Cela fait longtemps que les Pelletier ne se disputent plus pour savoir où ils partiront en vacances. Depuis que leur nouvel assistant virtuel familial -baptisé Nestor en référence au majordome de Tintin- épluche les données personnelles de chacun. Sur base de leur humeur, leur bilan de santé, leurs goûts musicaux, leurs historiques de navigation, etc., le concierge numérique propose une destination qui conviendra à la fois aux parents et aux deux kids. Pour cet été 2030, Nestor a ainsi fortement suggéré un trip en Autriche au bord d’un lac de montagne.

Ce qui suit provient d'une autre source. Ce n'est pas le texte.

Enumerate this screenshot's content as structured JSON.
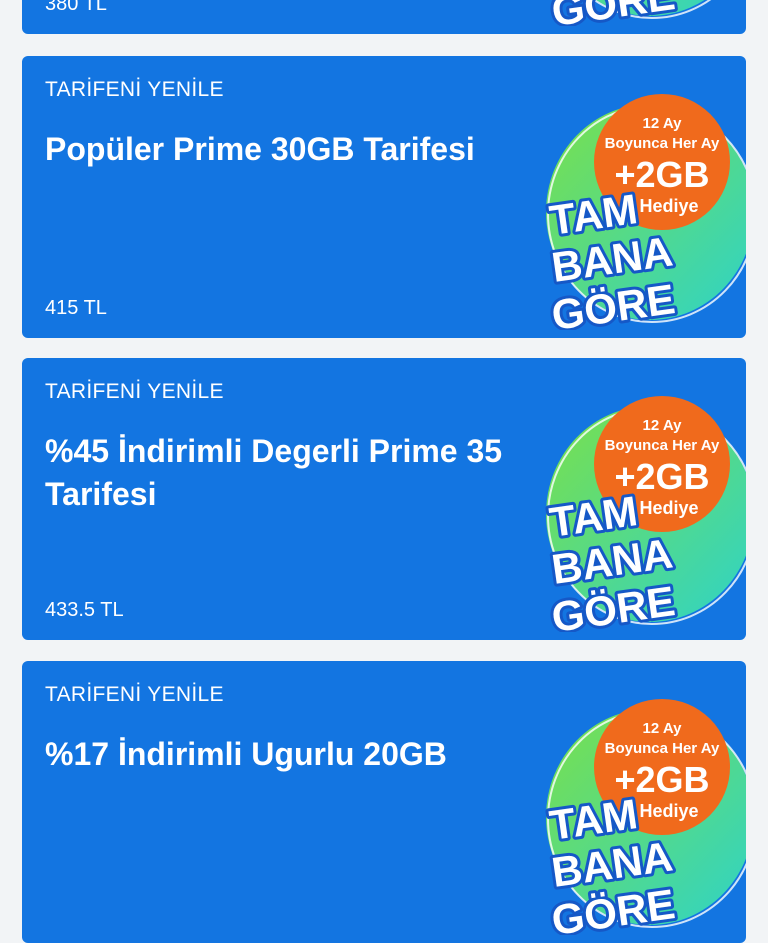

Outre que d’après Clim First -un service onéreux qui permet d’avoir les prévisions météo en primeur-, ce serait la seule poche d’air respirable en Europe cet été, tout le clan devrait y trouver son compte: le père, qui rêve sans le savoir de pêcher à la mouche pour retrouver les sensations de sa jeunesse gaumaise. La mère, qui aspire à un peu de tranquillité après une année professionnelle sur la brèche à couver la première portée de dodos, cet oiseau mythique ressuscité grâce à de l’ADN synthétique. L’aîné, qui prépare un ultra trail et compte bien étrenner ses nouvelles baskets à semelles en alliage nanoporeux. Et même la benjamine, qui pourra aller rassasier sa soif de décibels et de rencontres au célèbre festival de la ville voisine. Comme c’est désormais le cas de la plupart des concerts, le line-up est composé uniquement de groupes virtuels. E-Live Nation a profité d’un flou juridique et de l’accord tacite des autorités américaines pour racheter la voix et l’image de tous les artistes bankables. La petite dernière aura peut-être l’occasion de découvrir les Fab Four, avatars officiels des Beatles, qui viendront “présenter” leur “nouvel” album Harmonic Horizons, produit grâce à une IA à partir de chutes de studio et d’enregistrements de conversations houleuses entre Paul et John. Même le père, qui a grandi dans le culte des modèles originaux avec un paternel qui écoutait Sgt. Pepper en boucle, trouve le résultat bluffant.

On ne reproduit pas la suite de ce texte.